With Neurometric's focus on applied AI in real-world use cases, it chose CRMArena as the tool to measure the performance of the thinking algorithms. They selected eight of the task categories within the CRMArena-Pro benchmark suite, covering three business scenarios (sales, customer service, and configure, price, and quote) and four business skills (workflow routing, policy compliance, information retrieval and textual reasoning, and database querying and numerical computation). The test then measured the accuracy of how well the agents carried out the tasks.

In a blog post announcing the leaderboard, May wrote, "We’ve seen a trend in companies as they move along the AI maturity curve. While nearly everyone starts out building a prototype on one single model, usually a frontier lab model, as AI products start to scale, it becomes obvious that some workloads are better handled with other models. Multi-model systems become the norm as you become more AI mature. But figuring out which models to choose and why is not intuitive. Our leaderboard is a small step towards a more data-driven approach to AI systems design."

Others are also coming around to the idea that small models could be the key for applying generative AI to more real-world use cases. On the a16z podcast on Nov. 28, 2025, Sherwin Wu, Head of Engineering for the OpenAI Platform, said, "Even within OpenAI, the thinking was that there would be one model that rules them all. It’s definitely completely changed. It’s becoming increasingly clear that there will be room for a bunch of specialized models.
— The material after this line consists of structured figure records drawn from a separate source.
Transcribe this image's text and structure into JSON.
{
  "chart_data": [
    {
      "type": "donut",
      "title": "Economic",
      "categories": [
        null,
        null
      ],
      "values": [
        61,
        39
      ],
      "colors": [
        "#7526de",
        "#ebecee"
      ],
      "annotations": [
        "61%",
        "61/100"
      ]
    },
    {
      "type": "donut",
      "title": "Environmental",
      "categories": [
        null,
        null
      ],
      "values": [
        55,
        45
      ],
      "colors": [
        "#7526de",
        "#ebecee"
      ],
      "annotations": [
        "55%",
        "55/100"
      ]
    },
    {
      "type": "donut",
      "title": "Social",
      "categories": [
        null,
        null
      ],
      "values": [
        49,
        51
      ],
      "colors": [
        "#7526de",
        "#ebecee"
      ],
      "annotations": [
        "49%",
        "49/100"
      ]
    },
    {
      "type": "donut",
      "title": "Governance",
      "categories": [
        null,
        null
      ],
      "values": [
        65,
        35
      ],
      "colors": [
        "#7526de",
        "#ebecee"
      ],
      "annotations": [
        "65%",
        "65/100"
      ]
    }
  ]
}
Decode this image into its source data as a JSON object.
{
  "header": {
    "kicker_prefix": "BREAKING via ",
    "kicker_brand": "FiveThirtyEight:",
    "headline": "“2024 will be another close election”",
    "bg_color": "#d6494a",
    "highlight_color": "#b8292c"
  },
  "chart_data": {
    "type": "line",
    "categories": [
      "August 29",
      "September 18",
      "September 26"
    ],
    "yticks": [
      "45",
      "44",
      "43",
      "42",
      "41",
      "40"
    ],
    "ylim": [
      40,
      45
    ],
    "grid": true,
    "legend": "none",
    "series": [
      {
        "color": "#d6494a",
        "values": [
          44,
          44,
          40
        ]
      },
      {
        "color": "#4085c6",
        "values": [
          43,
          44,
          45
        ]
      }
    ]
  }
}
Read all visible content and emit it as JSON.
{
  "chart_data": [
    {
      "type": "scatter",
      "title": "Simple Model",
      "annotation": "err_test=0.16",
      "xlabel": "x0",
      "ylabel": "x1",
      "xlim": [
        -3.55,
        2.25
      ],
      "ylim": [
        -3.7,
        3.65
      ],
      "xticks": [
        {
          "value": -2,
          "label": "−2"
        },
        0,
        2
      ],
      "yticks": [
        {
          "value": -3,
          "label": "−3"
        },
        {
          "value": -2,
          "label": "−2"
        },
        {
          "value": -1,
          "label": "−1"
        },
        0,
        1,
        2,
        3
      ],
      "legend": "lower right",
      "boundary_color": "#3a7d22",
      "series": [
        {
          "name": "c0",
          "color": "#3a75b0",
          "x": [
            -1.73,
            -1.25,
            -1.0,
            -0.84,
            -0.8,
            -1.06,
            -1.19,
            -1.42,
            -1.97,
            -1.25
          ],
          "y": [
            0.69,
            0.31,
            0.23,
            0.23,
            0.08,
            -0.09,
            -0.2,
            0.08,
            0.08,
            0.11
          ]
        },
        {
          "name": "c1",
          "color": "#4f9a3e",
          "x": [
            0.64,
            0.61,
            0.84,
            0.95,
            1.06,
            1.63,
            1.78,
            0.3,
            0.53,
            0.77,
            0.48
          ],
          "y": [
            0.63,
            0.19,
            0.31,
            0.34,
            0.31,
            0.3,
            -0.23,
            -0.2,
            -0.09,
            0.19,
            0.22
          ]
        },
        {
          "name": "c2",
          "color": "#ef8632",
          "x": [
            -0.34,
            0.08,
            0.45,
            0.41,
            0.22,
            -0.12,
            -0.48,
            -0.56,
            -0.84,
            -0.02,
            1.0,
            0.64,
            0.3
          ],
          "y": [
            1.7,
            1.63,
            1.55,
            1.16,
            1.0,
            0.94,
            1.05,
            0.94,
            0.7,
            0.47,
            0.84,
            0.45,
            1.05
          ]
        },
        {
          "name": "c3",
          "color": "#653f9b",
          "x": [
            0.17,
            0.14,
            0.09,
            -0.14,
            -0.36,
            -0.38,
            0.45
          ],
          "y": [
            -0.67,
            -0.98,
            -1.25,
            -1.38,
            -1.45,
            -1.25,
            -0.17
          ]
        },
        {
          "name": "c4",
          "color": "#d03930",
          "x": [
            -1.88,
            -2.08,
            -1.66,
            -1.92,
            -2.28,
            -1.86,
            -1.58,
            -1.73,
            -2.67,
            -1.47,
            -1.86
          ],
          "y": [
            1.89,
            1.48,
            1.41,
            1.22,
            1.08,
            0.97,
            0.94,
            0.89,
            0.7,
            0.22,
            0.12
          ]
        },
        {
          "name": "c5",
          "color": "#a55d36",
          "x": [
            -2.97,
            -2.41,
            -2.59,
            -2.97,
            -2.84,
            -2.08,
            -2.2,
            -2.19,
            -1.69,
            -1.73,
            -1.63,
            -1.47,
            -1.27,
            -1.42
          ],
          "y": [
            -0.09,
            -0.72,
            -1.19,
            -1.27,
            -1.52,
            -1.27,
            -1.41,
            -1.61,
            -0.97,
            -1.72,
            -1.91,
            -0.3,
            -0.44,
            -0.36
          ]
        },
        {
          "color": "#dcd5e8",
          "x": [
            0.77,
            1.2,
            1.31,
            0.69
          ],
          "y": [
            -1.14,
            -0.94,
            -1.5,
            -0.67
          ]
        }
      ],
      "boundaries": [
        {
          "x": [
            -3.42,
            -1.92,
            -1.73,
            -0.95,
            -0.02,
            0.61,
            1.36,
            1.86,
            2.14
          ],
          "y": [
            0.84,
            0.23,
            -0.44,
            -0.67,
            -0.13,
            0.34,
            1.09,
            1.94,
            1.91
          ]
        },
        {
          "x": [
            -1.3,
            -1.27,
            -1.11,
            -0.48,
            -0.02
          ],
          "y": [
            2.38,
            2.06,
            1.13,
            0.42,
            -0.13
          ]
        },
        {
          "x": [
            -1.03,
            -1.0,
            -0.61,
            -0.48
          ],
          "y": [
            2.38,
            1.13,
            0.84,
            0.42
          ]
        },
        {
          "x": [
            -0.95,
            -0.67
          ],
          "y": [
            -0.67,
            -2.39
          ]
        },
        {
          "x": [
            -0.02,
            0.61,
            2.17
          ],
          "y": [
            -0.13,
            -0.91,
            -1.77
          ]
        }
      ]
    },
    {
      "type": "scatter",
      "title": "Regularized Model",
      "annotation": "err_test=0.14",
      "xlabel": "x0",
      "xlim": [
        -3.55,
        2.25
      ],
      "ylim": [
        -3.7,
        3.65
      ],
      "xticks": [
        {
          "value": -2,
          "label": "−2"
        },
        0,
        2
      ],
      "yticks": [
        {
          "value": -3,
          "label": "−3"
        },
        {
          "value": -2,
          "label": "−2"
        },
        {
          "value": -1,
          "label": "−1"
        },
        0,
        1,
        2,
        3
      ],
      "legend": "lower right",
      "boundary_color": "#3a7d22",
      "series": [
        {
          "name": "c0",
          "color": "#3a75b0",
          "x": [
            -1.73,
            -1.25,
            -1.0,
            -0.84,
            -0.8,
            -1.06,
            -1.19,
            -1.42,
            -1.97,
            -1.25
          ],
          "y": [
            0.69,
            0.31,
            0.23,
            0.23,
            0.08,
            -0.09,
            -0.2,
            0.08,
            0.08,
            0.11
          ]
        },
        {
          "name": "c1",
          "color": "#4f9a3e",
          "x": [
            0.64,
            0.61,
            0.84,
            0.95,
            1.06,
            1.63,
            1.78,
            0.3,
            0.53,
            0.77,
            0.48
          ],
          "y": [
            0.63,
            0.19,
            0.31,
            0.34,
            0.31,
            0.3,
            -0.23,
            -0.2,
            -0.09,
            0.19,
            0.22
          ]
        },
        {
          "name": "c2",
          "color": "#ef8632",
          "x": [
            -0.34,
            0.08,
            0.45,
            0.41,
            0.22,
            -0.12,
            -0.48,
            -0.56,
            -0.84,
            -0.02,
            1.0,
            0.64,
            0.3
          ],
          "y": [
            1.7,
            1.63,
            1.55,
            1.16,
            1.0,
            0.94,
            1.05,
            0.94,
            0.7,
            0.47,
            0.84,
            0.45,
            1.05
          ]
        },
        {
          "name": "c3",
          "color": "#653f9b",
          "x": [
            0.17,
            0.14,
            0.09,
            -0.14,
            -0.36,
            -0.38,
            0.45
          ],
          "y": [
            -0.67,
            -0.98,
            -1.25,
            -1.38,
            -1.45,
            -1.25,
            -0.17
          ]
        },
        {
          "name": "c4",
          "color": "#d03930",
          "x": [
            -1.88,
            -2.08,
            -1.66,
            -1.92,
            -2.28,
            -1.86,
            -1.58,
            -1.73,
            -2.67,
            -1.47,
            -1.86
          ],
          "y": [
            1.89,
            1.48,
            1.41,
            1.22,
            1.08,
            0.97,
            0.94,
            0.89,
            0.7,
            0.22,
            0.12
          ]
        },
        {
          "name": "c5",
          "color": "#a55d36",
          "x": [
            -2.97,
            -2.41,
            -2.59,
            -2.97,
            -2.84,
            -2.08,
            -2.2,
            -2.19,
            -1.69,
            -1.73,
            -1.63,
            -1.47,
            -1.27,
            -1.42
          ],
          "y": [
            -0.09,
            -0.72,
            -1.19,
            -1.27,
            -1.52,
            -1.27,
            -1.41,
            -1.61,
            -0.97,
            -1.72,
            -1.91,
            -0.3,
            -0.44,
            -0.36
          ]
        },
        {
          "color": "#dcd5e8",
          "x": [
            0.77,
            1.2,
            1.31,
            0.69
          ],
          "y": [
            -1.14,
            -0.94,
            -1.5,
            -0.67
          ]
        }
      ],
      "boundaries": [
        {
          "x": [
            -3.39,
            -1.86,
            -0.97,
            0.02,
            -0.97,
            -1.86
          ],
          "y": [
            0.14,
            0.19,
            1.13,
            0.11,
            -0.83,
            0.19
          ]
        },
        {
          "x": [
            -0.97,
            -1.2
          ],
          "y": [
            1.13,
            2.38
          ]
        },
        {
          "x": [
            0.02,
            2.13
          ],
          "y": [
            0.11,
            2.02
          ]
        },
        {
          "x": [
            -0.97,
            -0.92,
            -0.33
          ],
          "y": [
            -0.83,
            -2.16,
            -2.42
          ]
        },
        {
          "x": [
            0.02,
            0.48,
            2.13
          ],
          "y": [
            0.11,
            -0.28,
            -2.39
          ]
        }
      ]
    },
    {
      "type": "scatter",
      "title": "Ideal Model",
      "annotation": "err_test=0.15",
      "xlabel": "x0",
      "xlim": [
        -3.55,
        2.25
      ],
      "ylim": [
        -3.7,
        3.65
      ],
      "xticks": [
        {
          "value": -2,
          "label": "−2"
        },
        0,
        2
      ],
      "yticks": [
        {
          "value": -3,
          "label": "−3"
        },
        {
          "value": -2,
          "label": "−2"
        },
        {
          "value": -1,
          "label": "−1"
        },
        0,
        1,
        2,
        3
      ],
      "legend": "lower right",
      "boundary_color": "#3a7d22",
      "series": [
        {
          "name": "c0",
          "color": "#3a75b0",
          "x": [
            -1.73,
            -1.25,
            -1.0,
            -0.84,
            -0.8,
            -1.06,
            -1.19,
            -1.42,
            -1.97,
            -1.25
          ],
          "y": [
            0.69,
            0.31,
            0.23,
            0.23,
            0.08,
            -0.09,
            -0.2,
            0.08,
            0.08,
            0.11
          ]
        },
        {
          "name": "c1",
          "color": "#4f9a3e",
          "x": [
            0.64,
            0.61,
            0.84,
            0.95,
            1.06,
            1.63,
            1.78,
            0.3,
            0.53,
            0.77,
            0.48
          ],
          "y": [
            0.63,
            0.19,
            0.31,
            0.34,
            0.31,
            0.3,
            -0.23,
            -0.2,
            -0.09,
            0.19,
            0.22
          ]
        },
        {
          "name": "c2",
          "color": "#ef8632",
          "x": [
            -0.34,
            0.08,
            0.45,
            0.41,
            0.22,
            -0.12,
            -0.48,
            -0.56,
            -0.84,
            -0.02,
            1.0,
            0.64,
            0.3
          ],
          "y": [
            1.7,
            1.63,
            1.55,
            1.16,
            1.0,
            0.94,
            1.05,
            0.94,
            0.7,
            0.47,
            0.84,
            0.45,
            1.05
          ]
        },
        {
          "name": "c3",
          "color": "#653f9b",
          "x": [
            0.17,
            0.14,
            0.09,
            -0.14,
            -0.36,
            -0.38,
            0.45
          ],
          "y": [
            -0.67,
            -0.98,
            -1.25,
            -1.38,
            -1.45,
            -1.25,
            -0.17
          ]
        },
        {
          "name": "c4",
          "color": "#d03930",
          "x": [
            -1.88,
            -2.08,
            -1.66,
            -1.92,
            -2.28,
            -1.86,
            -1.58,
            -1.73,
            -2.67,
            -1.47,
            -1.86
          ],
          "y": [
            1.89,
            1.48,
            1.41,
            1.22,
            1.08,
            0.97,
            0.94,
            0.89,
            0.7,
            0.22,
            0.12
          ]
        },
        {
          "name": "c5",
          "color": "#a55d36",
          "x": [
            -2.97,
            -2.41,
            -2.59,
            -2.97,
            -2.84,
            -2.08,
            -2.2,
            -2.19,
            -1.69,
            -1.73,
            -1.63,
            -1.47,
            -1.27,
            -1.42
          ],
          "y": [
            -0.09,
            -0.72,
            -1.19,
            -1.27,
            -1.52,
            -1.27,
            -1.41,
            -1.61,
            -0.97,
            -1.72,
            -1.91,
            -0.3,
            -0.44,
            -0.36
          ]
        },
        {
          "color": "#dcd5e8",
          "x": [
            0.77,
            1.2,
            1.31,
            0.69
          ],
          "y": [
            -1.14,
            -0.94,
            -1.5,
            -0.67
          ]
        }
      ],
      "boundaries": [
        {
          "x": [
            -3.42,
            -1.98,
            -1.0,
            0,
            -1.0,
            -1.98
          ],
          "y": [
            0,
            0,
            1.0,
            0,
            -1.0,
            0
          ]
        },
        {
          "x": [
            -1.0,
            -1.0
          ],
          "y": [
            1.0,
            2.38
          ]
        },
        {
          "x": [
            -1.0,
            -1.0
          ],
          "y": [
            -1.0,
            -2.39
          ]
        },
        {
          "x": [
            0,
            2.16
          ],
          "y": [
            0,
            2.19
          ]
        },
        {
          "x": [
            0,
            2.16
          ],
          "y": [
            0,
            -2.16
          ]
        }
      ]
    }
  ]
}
There will likely be a proliferation of other types of models."

Neurometric ran all its tests on thinking algorithms available on Amazon Bedrock, eliminating additional variables such as network latency and server performance. That's why the models tested included ones from OpenAI, Meta, Amazon, DeepSeek, and Qwen, but didn't include ones from Google and Anthropic, for example.

However, May said Neurometric plans to test and measure additional thinking algorithms over time, including ones available outside of Amazon Bedrock. To try out the leaderboard for yourself, simply click on the "Method" and Models" drop-downs to see for yourself how the models performed differently based on the specific tasks shown at the bottom of the chart.

May said, "Obviously, CRM arena is a limited set of tasks related to CRM-related workflows. But we'll be adding more tasks and benchmarks over time. Part of my goal is to build out a whole suite of tools where you can basically say, 'I have tasks [in] finance, accounting, marketing, etc. What models should I use for these tasks?' And we can make solid recommendations."

Neurometric will launch its first product in early 2026, aimed at helping companies select the right models for their workloads to improve performance, save money, or both.

Our Deeper View

Every day, more parts of the generative AI ecosystem are calling into question one of the basic premises of the current AI boom: that large foundation models paired with massive amounts of data and compute will deliver the biggest gains in AI. Ilya Sutskever recently declared the age of scaling over and that momentum would shift back to research. Mistral AI released new low-cost, open-source models, arguing that the future of AI innovation will depend on smaller models fine-tuned for specific use cases. And so Neurometric's counterintuitive insight that thinking algorithms can vary widely on a per-task basis offers hope that today's AI could become more performant and less expensive, opening up new possibilities for AI projects and improving ROI.